# anyone interested in wood ?



## g3automotive (Feb 28, 2008)

i have a few ricks of well seasoned black cherry or red oak i live in central ohio 20 min west of akron 1 hour north of columbus  44235 zip let me know can sell by half ricks or can miss match  wood thanks jerry


----------



## smok'n steve (Feb 28, 2008)

I am too far to come get your wood, but, hey, what is a rick of wood? 
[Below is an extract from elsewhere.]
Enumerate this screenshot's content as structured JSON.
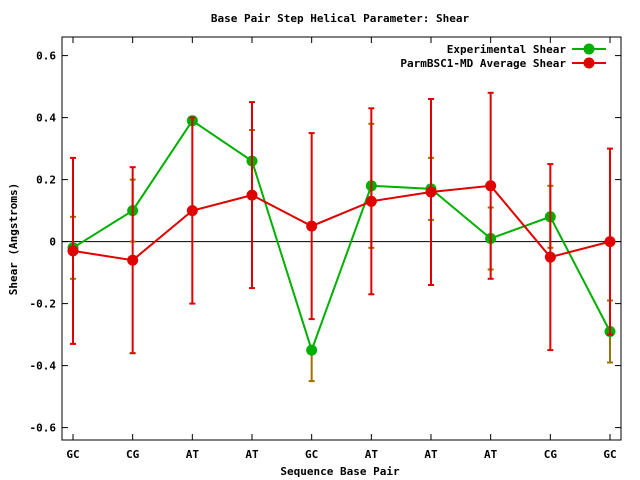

 Here in Maine, we sell wood by the cord.


----------



## kratzx4 (Feb 28, 2008)

I believe it is 1/2 cord. I think it also may be called a face cord


----------



## g3automotive (Feb 28, 2008)

ricks have roughly 190 pieces 16" to 20" long and any were from 3" to 6 " wide . this wood  has been seasoned for about 15 months it is ready to cook .


----------



## gunslinger (Feb 28, 2008)

A rick is 1/3 of a cord. 
For purposes of selling firewood, the standard length of a stick is 16 inches long. You will see it longer or even shorter, but the standard is 16 inches. So a cord can be measured as 3 rows wide (or 4 feet) by 4 feet tall by 8 feet long, or 128 cubic feet. A rick (or a face cord) would be 1 row wide (or 16 inches) by 4 feet tall by 8 feet long.


----------



## capt dan (Feb 29, 2008)

How much ya want for a rick?


----------



## jerkyaddict (Feb 29, 2008)

Gunslinger thanks fer the wood lesson , cause i was a wonderin too....
and g3auto if yer willin to chunck some-oh that nice seasoned wood i'd pay for wood plus shipping in say a case a oil sized box shipped to n.j. ?
we dont much get cherry in jersey..........not without violating a few trespassing law's and or distruction of private property charges.......


----------



## g3automotive (Feb 29, 2008)

i have no problem shipping wood just give me a phone # and a time to call so we can set it up thanks jerry or call me at my shop 330-603-1527 price is $100 a rick for well seasoned (15 months) black cherry while supplys last . i also have red oak seasoned and some green (fresh cut ) hickory ..... if you want a small amount shipped for you charcoal smokers call and we can figure out a fair price ...
 ps. thanks gunslinger  you are correct .


----------



## smokin' joe (Feb 29, 2008)

sometimes I get morning wood in the afternoon...whats up with that?


----------



## g3automotive (Mar 1, 2008)

back to the top


----------